A5 Thank you for your question. As discussed above, since data from frequent domains dominate the gradient direction of model optimization, our method separates the parameter of learning long-tail and frequent domains to improve the model's ability to capture long-tail domain knowledge. If we expect to improve the ability on frequent domains, we may need to design methods to analyze the gradient consistency within frequent clusters, and conduct for finer distinctions within the frequent domain.
Global Rebuttal
Dear AC and Reviewers,
We sincerely appreciate the time and expertise you devoted to reviewing our submission.
Given that experiments involving larger scales or a greater number of tasks is a shared concern among the reviewers, we have detailed the outcomes of such experiments in the global rebuttal.
As listed below, we used larger models (330M GPT-style models trained with 20B tokens) and added more domain-specific tasks from the academic, environmental, and financial domains to demonstrate the generalization capability of our method. Additionally, we provided results on general knowledge tasks to show that our method does not impact general knowledge acquisition. The results indicate that our method, even without fine-tuning, consistently outperforms baselines by an average of 3-5% in accuracy on domain-specific tasks while maintaining comparable performance on general tasks. This highlights the effectiveness of our approach.
In the pdf file, Figure 1 is for Reviewer bZcS and Figures 2,3,4 are for reviewer P2qX.

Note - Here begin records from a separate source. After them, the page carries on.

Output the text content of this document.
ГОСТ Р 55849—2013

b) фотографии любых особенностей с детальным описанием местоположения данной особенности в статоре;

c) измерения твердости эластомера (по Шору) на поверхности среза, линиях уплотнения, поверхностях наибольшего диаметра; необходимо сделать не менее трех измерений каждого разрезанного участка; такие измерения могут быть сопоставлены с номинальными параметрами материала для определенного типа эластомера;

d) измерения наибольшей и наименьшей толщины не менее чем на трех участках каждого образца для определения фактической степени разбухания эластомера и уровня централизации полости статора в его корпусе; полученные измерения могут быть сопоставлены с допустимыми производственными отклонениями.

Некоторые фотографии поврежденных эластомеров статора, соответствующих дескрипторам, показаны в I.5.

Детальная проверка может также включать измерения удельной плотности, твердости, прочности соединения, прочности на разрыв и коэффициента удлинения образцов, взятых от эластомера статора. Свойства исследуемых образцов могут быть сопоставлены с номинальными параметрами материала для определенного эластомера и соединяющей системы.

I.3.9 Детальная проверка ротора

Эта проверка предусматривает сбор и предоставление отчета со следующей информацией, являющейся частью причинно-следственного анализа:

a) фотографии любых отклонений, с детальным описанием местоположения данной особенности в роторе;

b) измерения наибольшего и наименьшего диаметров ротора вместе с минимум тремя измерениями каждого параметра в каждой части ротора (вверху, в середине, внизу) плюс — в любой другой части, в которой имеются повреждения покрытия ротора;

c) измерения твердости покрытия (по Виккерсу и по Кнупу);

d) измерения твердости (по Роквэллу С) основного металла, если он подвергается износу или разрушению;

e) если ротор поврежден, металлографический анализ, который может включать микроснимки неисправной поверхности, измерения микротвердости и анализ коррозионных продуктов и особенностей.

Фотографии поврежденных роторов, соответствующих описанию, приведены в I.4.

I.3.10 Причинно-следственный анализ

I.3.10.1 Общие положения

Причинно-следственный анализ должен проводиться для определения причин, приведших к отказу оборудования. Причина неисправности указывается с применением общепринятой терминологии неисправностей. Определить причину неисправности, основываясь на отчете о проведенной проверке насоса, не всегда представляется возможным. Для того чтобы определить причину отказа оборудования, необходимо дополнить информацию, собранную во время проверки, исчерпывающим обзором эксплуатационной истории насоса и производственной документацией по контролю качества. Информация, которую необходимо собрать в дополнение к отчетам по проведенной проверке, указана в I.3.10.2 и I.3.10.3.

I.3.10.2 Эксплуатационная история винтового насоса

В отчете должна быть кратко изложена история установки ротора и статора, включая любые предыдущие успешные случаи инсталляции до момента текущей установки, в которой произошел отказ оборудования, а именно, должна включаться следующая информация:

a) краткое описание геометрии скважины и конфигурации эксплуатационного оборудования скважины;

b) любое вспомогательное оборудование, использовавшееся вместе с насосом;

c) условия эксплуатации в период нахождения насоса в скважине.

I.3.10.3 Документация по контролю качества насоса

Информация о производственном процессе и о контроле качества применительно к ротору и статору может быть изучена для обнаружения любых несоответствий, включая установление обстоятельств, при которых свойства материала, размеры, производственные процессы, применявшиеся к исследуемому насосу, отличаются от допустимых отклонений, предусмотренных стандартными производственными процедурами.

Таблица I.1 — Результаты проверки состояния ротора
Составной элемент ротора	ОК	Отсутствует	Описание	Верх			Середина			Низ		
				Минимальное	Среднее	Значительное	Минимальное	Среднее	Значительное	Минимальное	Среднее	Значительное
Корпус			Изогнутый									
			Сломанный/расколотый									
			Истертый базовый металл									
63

Results of new tasks tested on GPT 330M trained with 20B tokens
| Task | Domain | Freq. Score | Baseline(tuned) | MoE(tuned) | Ours(w/o tune) |
|---|---|---|---|---|---|
| chem-prot | academic | 0.207 | 36.25 | 36.25 | 36.25 |
| MAG | academic | 0.324 | 63.22 | 64.91 | 65.47 |
| rct-20k | academic | 0.261 | 76.95 | 78.28 | 80.15 |
| climate detect | environment | 0.376 | 78.94 | 79.90 | 80.26 |
| climate sent | environment | 0.317 | 66.81 | 68.31 | 69.98 |
| FPB | financial | 0.243 | 16.83 | 25.00 | 40.11 |
| average | domain-spec | - | 56.50(-5.54) | 58.77(-3.26) | 62.04 |
| COLA | general | 0.389 | 69.10 | 69.10 | 69.20 |
| QNLI | general | 0.325 | 60.17 | 60.06 | 59.72 |
| MRPC | general | 0.343 | 70.18 | 71.75 | 71.98 |
| QQP | general | 0.380 | 73.28 | 74.47 | 75.95 |
| SST2 | general | 0.327 | 74.50 | 72.03 | 76.00 |
| average | general | - | 69.45(-1.12) | 69.48(-1.09) | 70.57 |
Results of general tasks on BERT with the same small-scale setting in the paper
| Task | Domain | Freq. Score | Baseline(tuned) | MoE(tuned) | Ours(w/o tune) |
|---|---|---|---|---|---|
| COLA | general | 0.389 | 69.22 | 69.32 | 69.42 |
| QNLI | general | 0.325 | 65.92 | 65.07 | 66.04 |
| MRPC | general | 0.343 | 72.06 | 70.83 | 72.06 |
| QQP | general | 0.380 | 70.64 | 69.85 | 70.18 |
| SST2 | general | 0.327 | 66.86 | 64.79 | 67.98 |
| average | general | - | 68.94(-0.20) | 67.97(-1.26) | 69.14 |
The paper introduces a novel Cluster-guided Sparse Expert (CSE) layer for language models that improves the capture of long-tail domain knowledge during pretraining, potentially reducing the need for domain-specific fine-tuning. The idea of CSE layers is novel and the effectiveness of the idea in learning long-tail knowledge has been demostrated in the experiments. In-depth analysis has been conducted. Despite some concerns about presentation quality, the overall clarity of the paper and the coherence of the analysis are praised, making the paper's contributions understandable to the reader. The authors address the reviewers' concerns in details in the rebuttal.